Even if an entity is an external entity, it can also be divided into organizational entities. For example, if we need to know the internal organizational structure of a vendor (that is from our point of view an external entity), we can model its company’s layout. That way, our own internal subdivisions can have relationships with the external entity’s internal subdivisions. For example our assembly line can directly communicate with our vendor’s manufacturing line.
The external Business Partner‘s implementations can be:
- a Person (individual person such as: user, employee, customer, vendor, responsabile person etc.)
- a Company (customers, vendors, manufactures, service providers)
- an Authority (public authorities, registration offices, tax offices)
- or a Bank
- other custom implementations
The internal Business Partner‘s implementations can be:
- Financial Accounting Units
- Sales Organizations
- Distribution Channels
- Warehouses
- Production facilities
- other custom business entities
All the implementations have a direct reference from and to the Business Partner.
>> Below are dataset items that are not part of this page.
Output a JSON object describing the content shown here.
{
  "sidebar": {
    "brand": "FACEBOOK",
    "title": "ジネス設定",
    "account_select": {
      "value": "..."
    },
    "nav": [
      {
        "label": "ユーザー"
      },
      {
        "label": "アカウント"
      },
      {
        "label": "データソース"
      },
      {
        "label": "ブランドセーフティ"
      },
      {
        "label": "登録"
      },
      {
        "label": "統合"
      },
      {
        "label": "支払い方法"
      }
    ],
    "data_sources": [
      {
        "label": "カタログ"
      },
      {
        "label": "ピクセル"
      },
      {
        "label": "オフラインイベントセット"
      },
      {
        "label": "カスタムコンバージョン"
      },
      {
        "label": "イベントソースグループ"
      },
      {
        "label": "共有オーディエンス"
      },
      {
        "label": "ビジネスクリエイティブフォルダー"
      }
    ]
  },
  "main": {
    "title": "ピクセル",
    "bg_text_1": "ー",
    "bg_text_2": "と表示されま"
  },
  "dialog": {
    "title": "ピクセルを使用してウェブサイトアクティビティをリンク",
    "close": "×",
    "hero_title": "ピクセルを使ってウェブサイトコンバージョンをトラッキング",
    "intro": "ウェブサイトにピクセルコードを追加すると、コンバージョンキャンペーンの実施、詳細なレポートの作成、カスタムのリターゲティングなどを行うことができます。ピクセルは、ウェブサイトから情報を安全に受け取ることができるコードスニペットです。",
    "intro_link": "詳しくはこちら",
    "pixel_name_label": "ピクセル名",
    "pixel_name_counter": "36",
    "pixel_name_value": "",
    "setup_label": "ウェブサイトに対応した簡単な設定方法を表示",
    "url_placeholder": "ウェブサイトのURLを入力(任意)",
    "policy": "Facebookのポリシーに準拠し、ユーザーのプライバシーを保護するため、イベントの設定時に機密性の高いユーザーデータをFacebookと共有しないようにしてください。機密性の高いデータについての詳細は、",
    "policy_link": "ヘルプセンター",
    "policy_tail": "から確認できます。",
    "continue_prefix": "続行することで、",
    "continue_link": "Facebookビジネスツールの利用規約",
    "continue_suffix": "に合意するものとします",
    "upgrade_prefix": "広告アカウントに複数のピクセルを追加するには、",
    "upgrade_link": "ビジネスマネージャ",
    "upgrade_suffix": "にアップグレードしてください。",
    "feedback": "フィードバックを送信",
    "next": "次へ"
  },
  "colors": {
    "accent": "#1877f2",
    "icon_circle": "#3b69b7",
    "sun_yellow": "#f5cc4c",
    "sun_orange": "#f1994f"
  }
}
Only one external implementation is allowed for each Business Partner. The Business Partner can only be one type of external implementation. It can only be a Person, Company, public Authority or a Bank. Only internal entities (Financial Accounting Units, Sales Organizations, Distribution Channels, Warehouses, Manufacturing lines etc.) can have multiple implementations and use the same Business Partner, although it is recommended that each entity has its own Business Partner.
The relationships between Business Partners can be configured using the BP Relationships property.
The hierarchical structure is configured in the Organizational Entity and the relationships are configured using the Organizational Relationship of the Business Partner.
Organizational Relationships are relationships between internal business entities. BP Relationships can be relationships between internal and/or external Business Partners / Organizational Entities.
This allows for example, to create hierarchical relationships between our company’s manufacturing unit and the supplier’s sales organization.